At the root of our current cultural malaise — if you accept that cultural populism is disastrous from several points of view, as I do — is a failure to make a proper, and indeed vital, distinction, namely that between elitism and social exclusivity. While the intellectual and social elites, who owe their prominence to different qualities, may overlap, they are by no means identical, and have not been identical for hundreds of years. However, populist intellectuals have deliberately attempted to conflate the two in the popular imagination. A taste for what is best in art and thought is now often misrepresented in the press and in broadcasting as social snobbery. Such a conflation actually serves to reduce social mobility, and turns classes into hereditary castes.

As Professor Furedi points out, cultural populists are not democrats. They are responding to no impulse from below. There is no popular agitation to demand that the National Gallery should be made ‘accessible’ to the partially sighted, to those totally uninterested in art, or to Somali asylum-seekers. That it is free to all who wish to enter should be enough: but for the cultural populists, who also have the souls of bureaucrats, this is not enough; for it gives them no role to play, and no lever by which they may control society.
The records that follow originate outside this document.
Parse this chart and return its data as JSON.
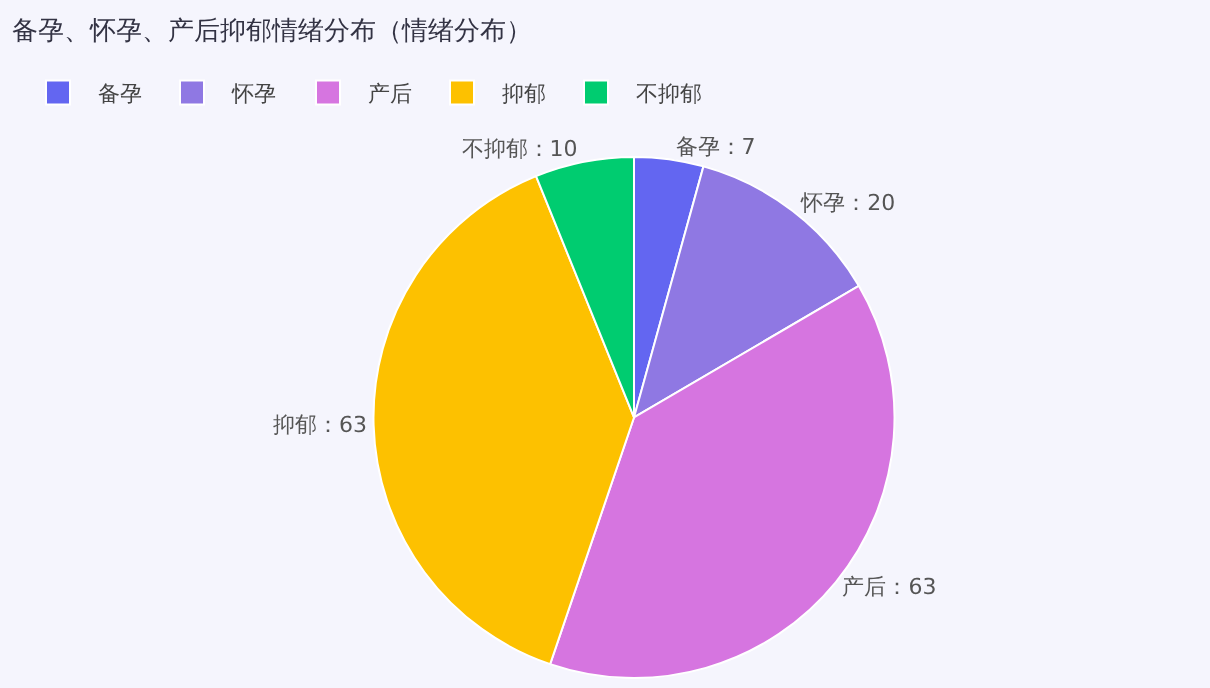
{
  "chart_data": {
    "type": "pie",
    "title": "备孕、怀孕、产后抑郁情绪分布（情绪分布）",
    "categories": [
      "备孕",
      "怀孕",
      "产后",
      "抑郁",
      "不抑郁"
    ],
    "values": [
      7,
      20,
      63,
      63,
      10
    ],
    "colors": [
      "#6366f1",
      "#8f78e3",
      "#d675e0",
      "#fdc100",
      "#00cc70"
    ],
    "value_labels": [
      "备孕：7",
      "怀孕：20",
      "产后：63",
      "抑郁：63",
      "不抑郁：10"
    ],
    "legend": "top left"
  }
}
Cultural populism is condescension to the population by self-appointed philosopher-kings who, however, are rather weak on philosophy (they are rather better at divine right). They believe that the average man is not capable of appreciating high culture, and that therefore high culture should be lowered to meet his capacities. Our current cultural policies are therefore a cross between infantilisation and psychotherapy: infantilisation to ensure that nothing is beyond the grasp of anyone, and psychotherapy to make everyone feel good about himself. The virtue of a museum, therefore, is to be measured by the numbers who enter it, and by the degree to which those who enter it represent the population demographically. This is to assume that the population, while not up to very much, is nevertheless the best possible. Education is not learning, it is affirmation of everyone’s intrinsic worth.

Furedi’s prose, particularly in the first half of the book, sometimes exhibits the vices of his discipline, sociology. Isms and isations litter a page: one might call this the ismisation of prose, or alternatively isationism. But this should not put readers off; his little book deals, for the most part, bracingly and astringently with a vitally important question.